The file name is organisational. The category exposed in findings comes from the top-level name: field inside the YAML, falling back to the file name if name: is omitted.

Schema

name: <category-name>     # category emitted in findings
patterns:
  - id: <opaque-id>       # required — see "ID stability" below
    regex: <pattern>      # required
    severity: <level>     # one of: info | low | medium | high | critical
    confidence: <0..10>   # detection confidence band
    cwe: <CWE-NNN>        # optional — Common Weakness Enumeration reference
    title: <short>        # human-readable headline
    description: <prose>  # detail shown in reports
    provider: <name>      # optional — surfaced as Finding.Provider
    revocationUrl: <url>  # optional — surfaced as Finding.RevokeUrl

provider and revocationUrl are optional metadata that flow straight into findings. They are most useful for cloud-vendor secrets (AWS, GitHub, Stripe, …) where the operator needs an immediate "go here to rotate this credential" link. Patterns without a single canonical provider (generic JWT, generic secret-assignment, placeholder strings) leave both fields unset.

ID stability

Pattern IDs are opaque identifiers, not a public API:

  • They are stable in practice — renaming an ID is a breaking change for anyone who has stored historical scan results that reference it.
  • They are not used by code as a lookup key for behaviour. All metadata that scanners need (category, severity, provider, revocation URL) lives on the pattern definition itself.
  • Tests never assert specific IDs; they assert behaviour (e.g. "this sample is flagged with severity=critical"). When you add a pattern, you don't need a matching test that hardcodes the new ID.
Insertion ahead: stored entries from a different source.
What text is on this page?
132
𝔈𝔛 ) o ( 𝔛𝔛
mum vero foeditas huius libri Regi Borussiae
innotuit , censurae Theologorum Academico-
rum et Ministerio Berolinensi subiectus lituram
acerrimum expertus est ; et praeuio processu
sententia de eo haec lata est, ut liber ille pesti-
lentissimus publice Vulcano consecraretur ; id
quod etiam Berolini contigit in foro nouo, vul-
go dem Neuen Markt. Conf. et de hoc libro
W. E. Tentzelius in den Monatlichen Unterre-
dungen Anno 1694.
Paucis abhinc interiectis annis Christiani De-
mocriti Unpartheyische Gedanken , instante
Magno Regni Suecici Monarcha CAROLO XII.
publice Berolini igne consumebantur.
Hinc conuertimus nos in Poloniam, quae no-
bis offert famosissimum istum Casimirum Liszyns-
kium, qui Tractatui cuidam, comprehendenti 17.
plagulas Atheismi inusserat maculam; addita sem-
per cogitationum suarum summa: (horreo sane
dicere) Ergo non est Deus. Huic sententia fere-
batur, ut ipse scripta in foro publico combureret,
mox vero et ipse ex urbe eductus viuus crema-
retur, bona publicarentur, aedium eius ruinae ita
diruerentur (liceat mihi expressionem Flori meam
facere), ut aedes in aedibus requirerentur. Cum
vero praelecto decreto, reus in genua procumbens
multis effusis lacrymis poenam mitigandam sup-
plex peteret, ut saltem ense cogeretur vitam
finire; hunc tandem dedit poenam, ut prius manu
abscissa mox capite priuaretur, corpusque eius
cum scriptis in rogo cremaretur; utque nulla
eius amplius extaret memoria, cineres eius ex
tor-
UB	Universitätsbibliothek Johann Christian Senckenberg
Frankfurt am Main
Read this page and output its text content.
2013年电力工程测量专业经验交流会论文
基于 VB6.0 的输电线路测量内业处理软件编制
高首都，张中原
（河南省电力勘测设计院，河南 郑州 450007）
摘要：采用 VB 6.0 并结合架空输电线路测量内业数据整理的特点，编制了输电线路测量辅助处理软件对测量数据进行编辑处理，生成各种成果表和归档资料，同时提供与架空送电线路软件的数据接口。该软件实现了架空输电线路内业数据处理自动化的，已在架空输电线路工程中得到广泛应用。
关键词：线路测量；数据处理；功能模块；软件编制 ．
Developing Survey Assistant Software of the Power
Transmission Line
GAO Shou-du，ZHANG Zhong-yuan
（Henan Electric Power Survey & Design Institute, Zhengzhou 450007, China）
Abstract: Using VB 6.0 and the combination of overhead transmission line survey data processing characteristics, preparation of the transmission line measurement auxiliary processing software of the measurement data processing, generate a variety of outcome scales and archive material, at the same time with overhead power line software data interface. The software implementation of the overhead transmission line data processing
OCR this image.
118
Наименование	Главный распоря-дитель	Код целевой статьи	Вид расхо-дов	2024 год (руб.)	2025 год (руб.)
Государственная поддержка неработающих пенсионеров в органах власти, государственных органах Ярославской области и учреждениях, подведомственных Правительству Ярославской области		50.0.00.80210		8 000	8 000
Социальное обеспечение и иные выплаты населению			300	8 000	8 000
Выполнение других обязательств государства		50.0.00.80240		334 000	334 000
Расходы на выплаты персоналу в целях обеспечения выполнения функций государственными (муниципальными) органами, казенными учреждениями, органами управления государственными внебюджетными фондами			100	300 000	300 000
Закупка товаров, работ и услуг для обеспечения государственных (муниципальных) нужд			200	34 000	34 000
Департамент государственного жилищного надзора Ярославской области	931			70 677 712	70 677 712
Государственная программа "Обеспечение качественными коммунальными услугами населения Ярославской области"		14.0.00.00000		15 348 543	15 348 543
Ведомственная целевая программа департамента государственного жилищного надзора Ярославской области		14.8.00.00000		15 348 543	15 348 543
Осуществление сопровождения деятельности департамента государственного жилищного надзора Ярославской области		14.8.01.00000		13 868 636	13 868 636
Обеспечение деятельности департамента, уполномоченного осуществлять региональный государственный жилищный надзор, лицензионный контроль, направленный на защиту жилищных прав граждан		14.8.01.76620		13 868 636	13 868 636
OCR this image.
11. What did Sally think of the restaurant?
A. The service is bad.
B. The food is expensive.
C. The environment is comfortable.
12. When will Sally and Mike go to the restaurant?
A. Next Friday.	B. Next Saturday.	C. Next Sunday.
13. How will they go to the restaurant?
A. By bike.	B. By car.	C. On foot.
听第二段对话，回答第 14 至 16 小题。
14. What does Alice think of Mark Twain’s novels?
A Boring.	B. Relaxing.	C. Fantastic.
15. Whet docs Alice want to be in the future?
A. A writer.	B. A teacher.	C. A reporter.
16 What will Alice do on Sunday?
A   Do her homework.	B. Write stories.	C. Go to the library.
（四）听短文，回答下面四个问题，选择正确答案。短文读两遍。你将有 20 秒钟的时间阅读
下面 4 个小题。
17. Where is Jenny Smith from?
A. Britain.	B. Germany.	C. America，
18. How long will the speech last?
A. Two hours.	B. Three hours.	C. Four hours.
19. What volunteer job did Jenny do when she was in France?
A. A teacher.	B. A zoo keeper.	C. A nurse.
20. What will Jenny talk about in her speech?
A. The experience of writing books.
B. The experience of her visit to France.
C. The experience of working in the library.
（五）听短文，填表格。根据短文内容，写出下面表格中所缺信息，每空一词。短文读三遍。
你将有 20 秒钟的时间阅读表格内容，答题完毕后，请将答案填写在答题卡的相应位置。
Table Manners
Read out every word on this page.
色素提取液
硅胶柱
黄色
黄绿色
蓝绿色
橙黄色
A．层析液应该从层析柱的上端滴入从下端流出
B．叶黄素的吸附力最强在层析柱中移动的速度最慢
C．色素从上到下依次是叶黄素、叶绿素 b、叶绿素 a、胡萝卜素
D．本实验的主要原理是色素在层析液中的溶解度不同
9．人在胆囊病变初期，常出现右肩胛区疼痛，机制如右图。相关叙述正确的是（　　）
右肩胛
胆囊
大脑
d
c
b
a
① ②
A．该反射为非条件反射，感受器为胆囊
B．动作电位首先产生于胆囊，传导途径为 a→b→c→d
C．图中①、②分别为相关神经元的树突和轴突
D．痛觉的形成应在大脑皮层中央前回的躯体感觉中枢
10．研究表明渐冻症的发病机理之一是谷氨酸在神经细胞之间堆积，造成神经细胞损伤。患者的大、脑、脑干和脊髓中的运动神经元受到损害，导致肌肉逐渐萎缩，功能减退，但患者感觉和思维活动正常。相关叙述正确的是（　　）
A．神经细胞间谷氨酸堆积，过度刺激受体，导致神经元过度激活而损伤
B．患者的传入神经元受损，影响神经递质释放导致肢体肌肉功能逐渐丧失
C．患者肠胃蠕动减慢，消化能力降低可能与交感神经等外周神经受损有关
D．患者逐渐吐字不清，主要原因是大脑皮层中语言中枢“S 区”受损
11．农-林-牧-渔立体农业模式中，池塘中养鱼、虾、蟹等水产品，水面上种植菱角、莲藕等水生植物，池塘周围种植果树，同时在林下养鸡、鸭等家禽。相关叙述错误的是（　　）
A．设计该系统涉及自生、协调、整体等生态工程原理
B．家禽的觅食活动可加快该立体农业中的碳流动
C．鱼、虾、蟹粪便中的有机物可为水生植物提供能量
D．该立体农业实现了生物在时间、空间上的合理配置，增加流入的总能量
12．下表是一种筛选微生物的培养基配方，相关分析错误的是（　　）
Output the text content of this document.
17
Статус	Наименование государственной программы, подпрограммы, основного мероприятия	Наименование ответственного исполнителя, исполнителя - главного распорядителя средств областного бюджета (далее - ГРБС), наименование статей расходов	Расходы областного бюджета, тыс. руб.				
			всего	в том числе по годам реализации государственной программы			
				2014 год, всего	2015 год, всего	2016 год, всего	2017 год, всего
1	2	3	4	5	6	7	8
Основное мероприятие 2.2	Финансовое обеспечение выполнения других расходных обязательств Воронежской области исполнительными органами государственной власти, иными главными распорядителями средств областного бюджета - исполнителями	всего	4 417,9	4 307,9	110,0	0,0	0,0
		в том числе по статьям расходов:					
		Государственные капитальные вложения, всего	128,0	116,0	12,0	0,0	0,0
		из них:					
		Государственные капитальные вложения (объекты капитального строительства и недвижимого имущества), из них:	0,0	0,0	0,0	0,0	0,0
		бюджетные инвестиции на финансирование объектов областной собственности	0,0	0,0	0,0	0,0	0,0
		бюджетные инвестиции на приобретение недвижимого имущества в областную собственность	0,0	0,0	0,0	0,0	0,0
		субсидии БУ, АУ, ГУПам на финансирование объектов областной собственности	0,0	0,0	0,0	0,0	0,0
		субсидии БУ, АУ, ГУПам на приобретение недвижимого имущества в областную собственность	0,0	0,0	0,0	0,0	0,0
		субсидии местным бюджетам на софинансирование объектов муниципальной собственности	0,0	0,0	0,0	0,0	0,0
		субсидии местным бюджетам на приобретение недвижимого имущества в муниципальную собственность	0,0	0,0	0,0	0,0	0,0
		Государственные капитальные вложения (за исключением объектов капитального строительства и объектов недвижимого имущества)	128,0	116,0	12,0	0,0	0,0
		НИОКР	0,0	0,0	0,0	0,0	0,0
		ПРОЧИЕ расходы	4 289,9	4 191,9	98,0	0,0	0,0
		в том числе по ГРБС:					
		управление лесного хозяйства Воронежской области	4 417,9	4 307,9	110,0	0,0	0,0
If you need to rename an ID, treat it like any other breaking metadata change and bump documentation that mentions it.

Adding a custom pattern

Two paths depending on whether the pattern is for everyone or just your deployment:

For everyone — contribute upstream: open a PR against agentsmith-skills, add or extend a YAML under patterns/. The next release ships it.

For your deployment only — operator override: point AGENTSMITH_CONFIG_DIR at a directory that contains a patterns/ subfolder with your custom YAMLs. The resolver picks that location up before the catalog. Mix-and-match isn't supported in this slice — when the override path is set, the catalog patterns are not also loaded; copy any defaults you want to keep into your override directory.

# ${AGENTSMITH_CONFIG_DIR}/patterns/my-org.yaml
name: my-org
patterns:
  - id: internal-api-key
    regex: "MYORG-[A-Z0-9]{32}"
    severity: critical
    confidence: 9
    cwe: CWE-798
    title: "Internal API Key"
    description: "Hardcoded internal API key  must be rotated via vault."
    provider: "MyOrg Vault"
    revocationUrl: "https://vault.internal.myorg/keys"

Where patterns flow

  • Static scan → PatternFileMatcher emits PatternFindings carrying provider and revokeUrl directly from the YAML.
  • Git history scan → GitDiffSecretMatcher uses the same YAMLs filtered to category=secrets.
  • SARIF / Markdown / JSON reports include provider and revokeUrl whenever the matched pattern provides them.